See issue https://github.com/mpv-player/mpv/issues/11538

Swapchain shouldn't be reconfigured on HDR metadata change. It has been changed in more recent versions. So if it does, we need a new log.

mitzsch commented 1 month ago

Redid the testing behavior is still the same.

Here are the new logs. mpv-hdr-metadata.log.txt mpv-hdr-metadata_no_swapchaindepth1.log.txt

Right at the spot where the metadata changes this line is printed: [ 25.893][v][vo/gpu-next/libplacebo] New swap chain configuration received from hint: format: R10G10B10A2_UNORM, color space: RGB_FULL_G2084_NONE_P2020.

Note that I initially had the option swapchain-depth=1 option set, as this is needed for Nvidia gpus and recent drivers to get a no-stuttery output. I did a second run without the option, behavior is still the same... frame drops*

If you need the file for testing, let me know.


Some TVs react to changing HDR10 metadata as well, it just does a slow tonemap curve adjustment so that it's not too obvious.

Probably true if you are referring to an internal player. However I did check the HDMI metadata with an HDfury arcana and my BD Player (Panasonic UHD player) and the metadata stayed the same, no change there. *also if the TV receives different metadata it processes it, that's clear, but it's probably not supposed to receive different metadata during playback of one file. My BluRay player only sends the header (first frame?) metadata values, regardless of further changes in the file.

kasper93 commented 1 month ago

Right at the spot where the metadata changes this line is printed: [ 25.893][v][vo/gpu-next/libplacebo] New swap chain configuration received from hint: format: R10G10B10A2_UNORM, color space: RGB_FULL_G2084_NONE_P2020.

This is when it drops frames? From quick look we don't do anything redundant here. We get new format, call IDXGISwapChain4::SetHDRMetaData and IDXGISwapChain4::SetColorSpace1 and nothing more, not even resize is done, because it knows the format actually didn't change. I don't see what we can do here.

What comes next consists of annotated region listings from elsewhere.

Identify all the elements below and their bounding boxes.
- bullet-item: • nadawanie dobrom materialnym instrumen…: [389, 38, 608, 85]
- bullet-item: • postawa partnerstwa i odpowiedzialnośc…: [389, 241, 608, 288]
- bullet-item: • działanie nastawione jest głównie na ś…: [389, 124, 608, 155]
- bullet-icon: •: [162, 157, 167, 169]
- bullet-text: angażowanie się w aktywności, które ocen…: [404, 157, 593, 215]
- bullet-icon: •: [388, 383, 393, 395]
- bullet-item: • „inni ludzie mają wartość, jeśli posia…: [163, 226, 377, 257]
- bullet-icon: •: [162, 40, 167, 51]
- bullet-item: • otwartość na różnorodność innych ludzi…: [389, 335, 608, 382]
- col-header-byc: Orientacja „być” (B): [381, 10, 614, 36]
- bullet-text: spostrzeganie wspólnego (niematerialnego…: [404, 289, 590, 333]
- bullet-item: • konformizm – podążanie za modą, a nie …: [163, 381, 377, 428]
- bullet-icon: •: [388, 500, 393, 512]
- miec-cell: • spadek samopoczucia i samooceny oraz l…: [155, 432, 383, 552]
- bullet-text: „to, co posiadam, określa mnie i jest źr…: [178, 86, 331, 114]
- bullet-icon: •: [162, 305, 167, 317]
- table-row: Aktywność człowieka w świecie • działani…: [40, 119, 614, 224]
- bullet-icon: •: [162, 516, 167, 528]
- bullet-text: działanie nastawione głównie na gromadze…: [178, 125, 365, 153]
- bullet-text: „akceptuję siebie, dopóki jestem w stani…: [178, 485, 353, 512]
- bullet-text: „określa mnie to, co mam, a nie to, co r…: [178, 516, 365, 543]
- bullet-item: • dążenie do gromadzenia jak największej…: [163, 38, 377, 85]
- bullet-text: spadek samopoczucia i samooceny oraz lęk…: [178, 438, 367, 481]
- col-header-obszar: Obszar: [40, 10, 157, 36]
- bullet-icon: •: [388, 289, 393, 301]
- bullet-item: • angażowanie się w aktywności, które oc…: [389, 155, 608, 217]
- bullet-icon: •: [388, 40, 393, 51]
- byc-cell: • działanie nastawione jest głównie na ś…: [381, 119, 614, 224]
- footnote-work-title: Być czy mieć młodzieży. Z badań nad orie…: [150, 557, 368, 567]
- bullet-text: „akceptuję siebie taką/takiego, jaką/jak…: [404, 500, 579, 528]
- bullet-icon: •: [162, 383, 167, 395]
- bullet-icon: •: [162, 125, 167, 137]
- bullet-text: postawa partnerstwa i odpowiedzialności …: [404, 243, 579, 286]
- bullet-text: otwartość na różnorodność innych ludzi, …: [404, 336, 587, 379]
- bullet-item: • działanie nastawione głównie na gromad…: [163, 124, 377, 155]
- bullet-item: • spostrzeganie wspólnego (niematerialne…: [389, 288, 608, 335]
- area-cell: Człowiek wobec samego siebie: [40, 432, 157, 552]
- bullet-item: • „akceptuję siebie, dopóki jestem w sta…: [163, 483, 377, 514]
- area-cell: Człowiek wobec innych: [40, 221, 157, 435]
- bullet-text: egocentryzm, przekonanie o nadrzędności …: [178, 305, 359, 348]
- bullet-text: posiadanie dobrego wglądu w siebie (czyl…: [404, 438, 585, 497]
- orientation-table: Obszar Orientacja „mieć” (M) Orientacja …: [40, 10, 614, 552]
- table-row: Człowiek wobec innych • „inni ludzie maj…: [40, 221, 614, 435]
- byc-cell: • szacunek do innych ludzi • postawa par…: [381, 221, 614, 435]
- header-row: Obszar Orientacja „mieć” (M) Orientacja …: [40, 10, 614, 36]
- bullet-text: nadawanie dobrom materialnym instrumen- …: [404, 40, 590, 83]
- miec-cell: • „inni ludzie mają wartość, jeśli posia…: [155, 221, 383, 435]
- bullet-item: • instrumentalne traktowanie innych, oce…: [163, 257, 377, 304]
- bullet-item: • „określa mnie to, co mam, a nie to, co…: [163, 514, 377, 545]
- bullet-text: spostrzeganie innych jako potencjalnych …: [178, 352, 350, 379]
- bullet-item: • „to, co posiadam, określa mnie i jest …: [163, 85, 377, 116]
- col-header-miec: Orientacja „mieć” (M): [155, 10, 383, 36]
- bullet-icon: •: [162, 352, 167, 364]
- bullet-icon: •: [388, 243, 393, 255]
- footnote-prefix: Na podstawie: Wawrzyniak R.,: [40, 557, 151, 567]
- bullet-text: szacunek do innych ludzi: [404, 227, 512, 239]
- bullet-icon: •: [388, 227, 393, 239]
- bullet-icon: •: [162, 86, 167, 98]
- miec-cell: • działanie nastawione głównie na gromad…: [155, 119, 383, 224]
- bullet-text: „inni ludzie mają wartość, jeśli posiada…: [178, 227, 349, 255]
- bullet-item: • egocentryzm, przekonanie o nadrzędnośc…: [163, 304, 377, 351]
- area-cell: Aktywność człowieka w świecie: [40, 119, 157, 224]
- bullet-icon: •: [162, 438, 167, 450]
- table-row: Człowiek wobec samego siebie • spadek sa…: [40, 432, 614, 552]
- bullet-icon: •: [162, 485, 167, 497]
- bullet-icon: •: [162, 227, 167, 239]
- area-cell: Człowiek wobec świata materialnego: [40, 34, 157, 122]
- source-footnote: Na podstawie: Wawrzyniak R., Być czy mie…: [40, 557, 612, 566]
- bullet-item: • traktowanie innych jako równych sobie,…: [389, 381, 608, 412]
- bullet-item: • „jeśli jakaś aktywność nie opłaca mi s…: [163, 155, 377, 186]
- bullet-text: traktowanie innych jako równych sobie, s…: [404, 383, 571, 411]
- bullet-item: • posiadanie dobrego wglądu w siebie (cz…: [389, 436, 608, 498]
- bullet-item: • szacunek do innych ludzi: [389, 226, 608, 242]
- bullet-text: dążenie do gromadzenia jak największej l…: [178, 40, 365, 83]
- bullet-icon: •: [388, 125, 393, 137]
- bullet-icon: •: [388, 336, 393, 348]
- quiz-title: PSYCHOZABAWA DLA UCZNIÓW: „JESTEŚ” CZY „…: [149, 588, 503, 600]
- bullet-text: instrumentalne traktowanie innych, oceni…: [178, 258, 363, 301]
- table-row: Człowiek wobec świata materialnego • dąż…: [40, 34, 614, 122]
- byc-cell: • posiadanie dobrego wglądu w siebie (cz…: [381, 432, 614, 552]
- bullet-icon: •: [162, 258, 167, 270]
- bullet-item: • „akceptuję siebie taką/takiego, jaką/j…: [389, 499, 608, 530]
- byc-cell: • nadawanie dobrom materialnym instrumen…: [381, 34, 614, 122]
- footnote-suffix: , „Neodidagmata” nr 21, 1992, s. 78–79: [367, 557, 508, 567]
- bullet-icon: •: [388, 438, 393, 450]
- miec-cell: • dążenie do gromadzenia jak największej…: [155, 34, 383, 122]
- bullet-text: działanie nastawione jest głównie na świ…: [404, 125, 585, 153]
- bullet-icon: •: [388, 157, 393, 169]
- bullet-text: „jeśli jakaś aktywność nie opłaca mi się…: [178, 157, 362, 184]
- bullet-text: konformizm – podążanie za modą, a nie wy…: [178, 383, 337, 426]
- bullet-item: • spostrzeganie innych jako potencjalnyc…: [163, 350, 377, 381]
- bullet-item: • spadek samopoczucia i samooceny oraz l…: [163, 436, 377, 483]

We are not constrained environment like BD Player, where we could hack static metadata. mpv can be used for livestreams, stitched files, where metadata change is valid and important for proper playback.

Does gpu-apu=vulkan work better? But actually passthrough with Vulkan probably won't work...

mitzsch commented 1 month ago

This is when it drops frames?

Yes, that's where the frames drop.

I don't see what we can do here. We are not constrained environment like BD Player, where we could hack static metadata. mpv can be used for livestreams, stitched files, where metadata change is valid and important for proper playback.

Hmm, that's why I asked for a user-changeable option. Wouldn't it be possible to only use the file header/container metadata if the user wants to? Or only apply this "static" hack on HDR metadata? If you like I can test some code. ^^

kasper93 commented 1 month ago

It is kinda hard, because HDR metadata is demuxed/parsed by ffmpeg and passed as a frame side-data. There is not really good way to ignore it or restore previous one.

mitzsch commented 1 month ago

Hmm, okay I see. Well, that sounds complicated then... sad...

Another note on the "constrained factor" of Blu-ray player. As you said mpv is luckily not constrained but in this case, I rather think that behavior (of not changing metadata) is by design.

Just remembered a chat with a support guy ("Post Production Support Specialist") from Blackmagic Design, where I had a problem exporting HDR media with metadata attached from Resolve. (It was only attached to the first frame) He told me:

As for the HDR10 behavior you mentioned, HDR10 uses static Metadata. As such this would only be applied to the first few frames, and other frames throughout/at the end of the clip.

However, HDR10+ uses dynamic metadata and would have additional metadata for each frame. This should then fit the requirements that you need.

As he said, if metadata should change, someone should rather use HDR10+... So maybe reconsidering HDR10 static metadata behavior (even though complicated) is necessary?